The US and Iran will resume nuclear talks on Friday in Turkey, Iranian and American officials said on Monday, as President Donald Trump warned that “bad things” would probably happen if a deal could not be reached.
US special envoy Steve Witkoff and Iranian Foreign Minister Abbas Araghchi will meet in Istanbul in an effort to revive diplomacy over a long-running dispute about Iran's nuclear programme and dispel fears of a new regional war, Reuters reports, while a regional diplomat said representatives from countries such as Saudi Arabia and Egypt would also participate.
Iranian President Masoud Pezeshkian on Tuesday said he had instructed Mr Araghchi to carry out negotiations "provided that a suitable environment exists—one free from threats and unreasonable expectations."
Tension is running high amid a US naval build-up near Iran, following a violent crackdown against anti-government demonstrations last month, the deadliest domestic unrest in Iran since its 1979 revolution.
Mr Trump, who stopped short of carrying out threats to intervene during the crackdown, has since demanded that Tehran make nuclear concessions and sent a flotilla to its coast. He said last week Iran was “seriously talking”, while Tehran's top security official Ali Larijani said arrangements for negotiations were under way.
Asked on Monday about the prospect of a deal, Mr Trump told reporters at the White House that talks were happening.

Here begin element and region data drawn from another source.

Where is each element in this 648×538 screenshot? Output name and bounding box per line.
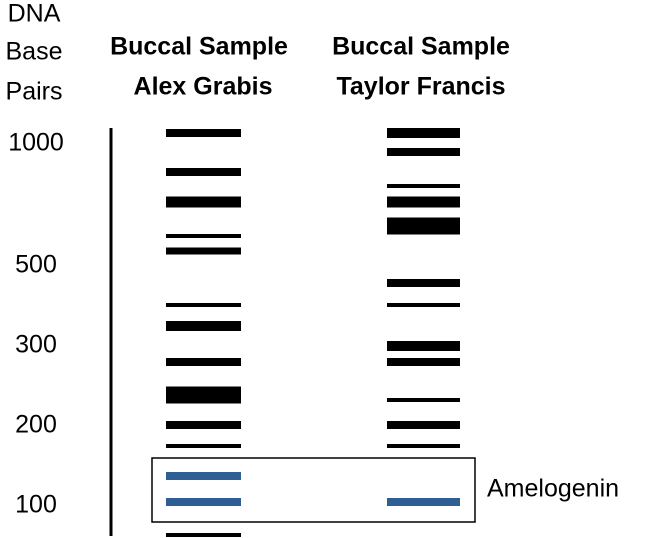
axis-title: Pairs — [6, 78, 63, 106]
band — [166, 321, 241, 331]
band — [166, 358, 241, 366]
axis-title: Base — [6, 38, 63, 66]
band — [166, 421, 241, 429]
band — [387, 196, 460, 208]
bands — [166, 128, 460, 537]
band — [166, 444, 241, 448]
band — [387, 148, 460, 156]
annotation: Amelogenin — [487, 475, 619, 503]
axis-title: DNA — [8, 0, 61, 28]
band — [166, 247, 241, 255]
band — [166, 196, 241, 208]
band — [387, 421, 460, 429]
band — [166, 168, 241, 176]
lane-heading: Taylor Francis — [336, 73, 505, 101]
scale-label: 500 — [15, 251, 57, 279]
band — [387, 128, 460, 138]
amelogenin-band — [166, 498, 241, 506]
amelogenin-box — [151, 457, 476, 523]
band — [166, 386, 241, 404]
lane-heading: Buccal Sample — [110, 33, 288, 61]
scale-label: 100 — [15, 491, 57, 519]
band — [387, 358, 460, 366]
band — [166, 303, 241, 307]
band — [166, 533, 241, 537]
band — [387, 303, 460, 307]
amelogenin-band — [166, 472, 241, 480]
lane-heading: Alex Grabis — [134, 73, 273, 101]
scale-label: 1000 — [8, 129, 64, 157]
scale-label: 200 — [15, 411, 57, 439]
band — [387, 279, 460, 287]
band — [387, 444, 460, 448]
band — [387, 184, 460, 188]
band — [387, 217, 460, 235]
amelogenin-band — [387, 498, 460, 506]
band — [166, 234, 241, 238]
band — [387, 341, 460, 351]
band — [387, 398, 460, 402]
scale-label: 300 — [15, 331, 57, 359]
band — [166, 129, 241, 137]
lane-heading: Buccal Sample — [332, 33, 510, 61]
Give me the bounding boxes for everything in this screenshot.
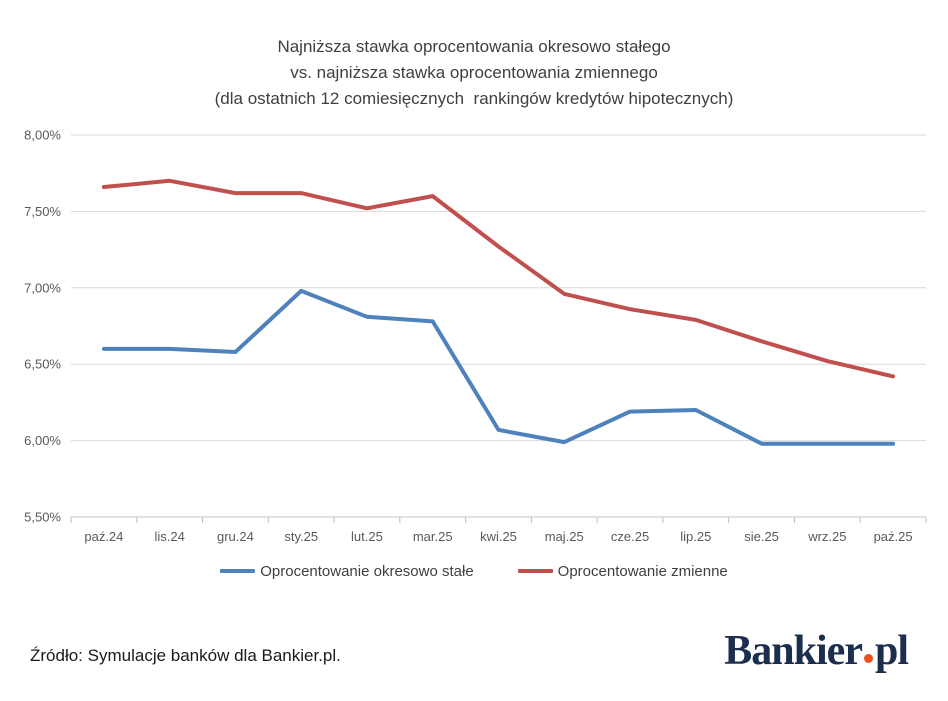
series-line-variable xyxy=(101,178,896,379)
legend-item-fixed-rate: Oprocentowanie okresowo stałe xyxy=(220,562,474,580)
legend-label-variable: Oprocentowanie zmienne xyxy=(557,562,728,580)
legend-label-fixed: Oprocentowanie okresowo stałe xyxy=(260,562,474,580)
x-tick-label: mar.25 xyxy=(413,529,453,544)
x-tick-label: wrz.25 xyxy=(807,529,846,544)
y-tick-label: 6,50% xyxy=(24,357,61,372)
source-note: Źródło: Symulacje banków dla Bankier.pl. xyxy=(30,646,341,665)
x-tick-label: lis.24 xyxy=(154,529,184,544)
x-tick-label: lip.25 xyxy=(680,529,711,544)
bankier-logo: Bankier pl xyxy=(724,627,909,675)
chart-title-line-3: (dla ostatnich 12 comiesięcznych ranking… xyxy=(214,89,734,108)
x-tick-label: kwi.25 xyxy=(480,529,517,544)
chart-legend: Oprocentowanie okresowo stałe Oprocentow… xyxy=(0,556,948,586)
x-tick-label: paź.24 xyxy=(84,529,123,544)
x-tick-label: sie.25 xyxy=(744,529,779,544)
line-chart: 5,50% 6,00% 6,50% 7,00% 7,50% 8,00% paź.24 lis.… xyxy=(24,128,927,544)
series-line-fixed xyxy=(101,288,896,446)
x-tick-label: lut.25 xyxy=(351,529,383,544)
y-tick-label: 7,50% xyxy=(24,204,61,219)
bankier-logo-main: Bankier xyxy=(724,628,863,674)
chart-title: Najniższa stawka oprocentowania okresowo… xyxy=(0,34,948,112)
x-tick-label: maj.25 xyxy=(545,529,584,544)
y-tick-label: 6,00% xyxy=(24,433,61,448)
x-tick-label: sty.25 xyxy=(284,529,318,544)
chart-title-line-2: vs. najniższa stawka oprocentowania zmie… xyxy=(290,63,658,82)
y-tick-label: 5,50% xyxy=(24,510,61,525)
x-tick-label: gru.24 xyxy=(217,529,254,544)
bankier-logo-dot-icon xyxy=(863,654,873,663)
legend-line-swatch-variable xyxy=(517,569,553,573)
x-tick-label: paź.25 xyxy=(874,529,913,544)
y-tick-label: 8,00% xyxy=(24,128,61,143)
legend-item-variable-rate: Oprocentowanie zmienne xyxy=(517,562,728,580)
chart-title-line-1: Najniższa stawka oprocentowania okresowo… xyxy=(277,37,671,56)
bankier-logo-suffix: pl xyxy=(874,628,909,674)
legend-line-swatch-fixed xyxy=(220,569,256,573)
x-tick-label: cze.25 xyxy=(611,529,649,544)
y-tick-label: 7,00% xyxy=(24,280,61,295)
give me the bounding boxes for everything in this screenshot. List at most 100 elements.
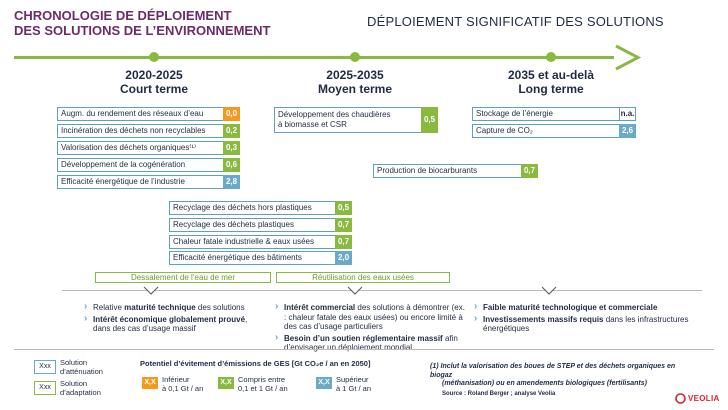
solution-label: Efficacité énergétique des bâtiments xyxy=(169,251,335,265)
period-long-term: Long terme xyxy=(518,82,584,96)
veolia-logo-icon xyxy=(675,393,686,404)
solution-label: Augm. du rendement des réseaux d’eau xyxy=(57,107,223,121)
chevron-down-icon xyxy=(143,286,159,295)
solution-value: 0,5 xyxy=(421,107,438,133)
bullet-bold: Intérêt économique globalement prouvé xyxy=(93,314,246,324)
bullet-item: Relative maturité technique des solution… xyxy=(84,302,254,313)
solution-label: Efficacité énergétique de l’industrie xyxy=(57,175,223,189)
solution-value: 0,6 xyxy=(223,158,240,172)
legend-line: à 1 Gt / an xyxy=(336,383,372,393)
period-short-term: Court terme xyxy=(119,82,188,96)
bullet-text: des solutions xyxy=(195,303,245,312)
period-short: 2020-2025 Court terme xyxy=(104,68,204,96)
bullets-medium-term: Intérêt commercial des solutions à démon… xyxy=(275,302,465,353)
solution-item: Efficacité énergétique de l’industrie 2,… xyxy=(57,175,240,189)
solution-item: Recyclage des déchets hors plastiques 0,… xyxy=(169,201,352,215)
legend-line: Supérieur xyxy=(336,375,369,384)
solution-value: n.a. xyxy=(619,107,636,121)
period-long-years: 2035 et au-delà xyxy=(507,68,595,82)
solution-value: 0,7 xyxy=(521,164,538,178)
bullet-bold: Besoin d’un soutien réglementaire massif xyxy=(284,333,443,343)
timeline-arrowhead-icon xyxy=(615,44,642,71)
chaudieres-line-1: Développement des chaudières xyxy=(278,110,391,119)
solution-item: Valorisation des déchets organiques⁽¹⁾ 0… xyxy=(57,141,240,155)
timeline-dot-medium xyxy=(350,52,360,62)
footnote-line: (méthanisation) ou en amendements biolog… xyxy=(442,380,647,387)
solution-item-chaudieres: Développement des chaudières à biomasse … xyxy=(274,107,438,133)
footnote-source: Source : Roland Berger ; analyse Veolia xyxy=(442,390,556,397)
period-medium-term: Moyen terme xyxy=(317,82,393,96)
solution-value: 2,0 xyxy=(335,251,352,265)
solution-item: Recyclage des déchets plastiques 0,7 xyxy=(169,218,352,232)
title-line-1: CHRONOLOGIE DE DÉPLOIEMENT xyxy=(14,8,232,23)
legend-divider xyxy=(14,349,714,350)
legend-line: d’adaptation xyxy=(60,387,101,397)
solution-label: Valorisation des déchets organiques⁽¹⁾ xyxy=(57,141,223,155)
legend-attenuation-box: Xxx xyxy=(34,360,56,374)
solution-label: Développement des chaudières à biomasse … xyxy=(274,107,421,133)
solution-value: 0,0 xyxy=(223,107,240,121)
legend-mid-label: Compris entre 0,1 et 1 Gt / an xyxy=(238,375,288,393)
adaptation-dessalement: Dessalement de l’eau de mer xyxy=(95,272,271,283)
bullet-item: Besoin d’un soutien réglementaire massif… xyxy=(275,333,465,353)
legend-adaptation-box: Xxx xyxy=(34,381,56,395)
solution-value: 0,2 xyxy=(223,124,240,138)
bullet-text: , dans des cas d’usage massif xyxy=(93,314,248,334)
bullet-item: Faible maturité technologique et commerc… xyxy=(474,302,704,313)
bullet-item: Intérêt commercial des solutions à démon… xyxy=(275,302,465,332)
bullet-text: Relative xyxy=(93,303,125,312)
bullet-bold: Intérêt commercial xyxy=(284,303,356,312)
timeline-dot-short xyxy=(149,52,159,62)
legend-line: Solution xyxy=(60,358,88,367)
solution-item: Incinération des déchets non recyclables… xyxy=(57,124,240,138)
solution-value: 0,3 xyxy=(223,141,240,155)
solution-label: Chaleur fatale industrielle & eaux usées xyxy=(169,235,335,249)
bullet-text: afin d’envisager un déploiement mondial xyxy=(284,333,458,353)
solution-item: Chaleur fatale industrielle & eaux usées… xyxy=(169,235,352,249)
solution-label: Capture de CO₂ xyxy=(472,124,619,138)
chevron-down-icon xyxy=(541,286,557,295)
solution-value: 0,7 xyxy=(335,235,352,249)
bullet-item: Intérêt économique globalement prouvé, d… xyxy=(84,314,254,334)
legend-line: Compris entre xyxy=(238,375,286,384)
bullets-short-term: Relative maturité technique des solution… xyxy=(84,302,254,334)
legend-adaptation-label: Solution d’adaptation xyxy=(60,379,101,397)
legend-high-label: Supérieur à 1 Gt / an xyxy=(336,375,372,393)
legend-line: 0,1 et 1 Gt / an xyxy=(238,383,288,393)
bullet-bold: Faible maturité technologique et commerc… xyxy=(483,303,658,312)
legend-line: à 0,1 Gt / an xyxy=(162,383,204,393)
footnote: (1) Inclut la valorisation des boues de … xyxy=(430,363,680,398)
legend-swatch-high: X,X xyxy=(316,377,332,389)
chevron-down-icon xyxy=(347,286,363,295)
legend-swatch-low: X,X xyxy=(142,377,158,389)
bullets-long-term: Faible maturité technologique et commerc… xyxy=(474,302,704,334)
solution-label: Stockage de l’énergie xyxy=(472,107,619,121)
solution-label: Production de biocarburants xyxy=(373,164,521,178)
legend-low-label: Inférieur à 0,1 Gt / an xyxy=(162,375,204,393)
solution-item: Efficacité énergétique des bâtiments 2,0 xyxy=(169,251,352,265)
bullet-text: dans les infrastructures énergétiques xyxy=(483,314,689,334)
page-subtitle: DÉPLOIEMENT SIGNIFICATIF DES SOLUTIONS xyxy=(367,14,664,29)
solution-item-biocarburants: Production de biocarburants 0,7 xyxy=(373,164,538,178)
bullet-item: Investissements massifs requis dans les … xyxy=(474,314,704,334)
timeline-arrow-line xyxy=(14,56,614,59)
period-short-years: 2020-2025 xyxy=(125,68,183,82)
legend-attenuation-label: Solution d’atténuation xyxy=(60,358,103,376)
period-medium: 2025-2035 Moyen terme xyxy=(305,68,405,96)
legend-line: d’atténuation xyxy=(60,366,103,376)
solution-value: 2,8 xyxy=(223,175,240,189)
solution-item: Augm. du rendement des réseaux d’eau 0,0 xyxy=(57,107,240,121)
brand-logo: VEOLIA xyxy=(688,394,720,403)
legend-potential-title: Potentiel d’évitement d’émissions de GES… xyxy=(140,359,371,368)
solution-value: 0,5 xyxy=(335,201,352,215)
adaptation-reutilisation-label: Réutilisation des eaux usées xyxy=(312,273,414,282)
legend-line: Inférieur xyxy=(162,375,190,384)
solution-label: Recyclage des déchets hors plastiques xyxy=(169,201,335,215)
bullet-bold: Investissements massifs requis xyxy=(483,314,604,324)
bullet-text: des solutions à démontrer (ex. : chaleur… xyxy=(284,303,465,331)
solution-label: Recyclage des déchets plastiques xyxy=(169,218,335,232)
solution-label: Développement de la cogénération xyxy=(57,158,223,172)
solution-value: 0,7 xyxy=(335,218,352,232)
solution-value: 2,6 xyxy=(619,124,636,138)
title-line-2: DES SOLUTIONS DE L’ENVIRONNEMENT xyxy=(14,23,271,38)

“We have ships heading to Iran right now, big ones – the biggest and the best – and we have talks going on with Iran and we'll see how it all works out … if we can work something out, that would be great and if we can't, probably bad things would happen.”
Iranian sources told Reuters last week that Trump had demanded three conditions for resumption of talks: Zero enrichment of uranium in Iran, limits on Tehran's ballistic missile programme and ending its support for regional proxies.
Iran has long rejected all three demands as unacceptable infringements of its sovereignty, but two Iranian officials told Reuters its clerical rulers saw the ballistic missile programme, rather than uranium enrichment, as the bigger obstacle.
Preparation for talks
Iranian Foreign Ministry spokesperson Esmaeil Baghaei said Tehran was considering “the various dimensions and aspects of the talks”, adding that “time is of the essence for Iran as it wants the lifting of unjust sanctions sooner”. Turkey and other regional allies have sought de-escalation.
Mr Witkoff who led the American negotiating team in talks with Iran last year, will arrive in Israel on Tuesday. Israel's military chief was reportedly in the US for high-level meetings on Iran over the weekend.
Mr Trump initially threatened to use military force against Iran as reports emerged of a crackdown on anti-government protests in the country last month. Activists outside the country put the death toll so far at about 6,500 people, most of them protesters. They are investigating reports of thousands more killings.
Mr Trump appeared to back down from the use of military force after receiving assurances that protesters would not be executed in Iran. The USS Abraham Lincoln strike group arrived in the Middle East in the middle of last week and renewed threats of action unless Iran return to negotiations over a nuclear deal were made.
On Friday, he said Iran does “want to make a deal”. Iran has taken a tough stance as the threat of US strikes looms, saying it would respond to a new US attack with “all-out war”.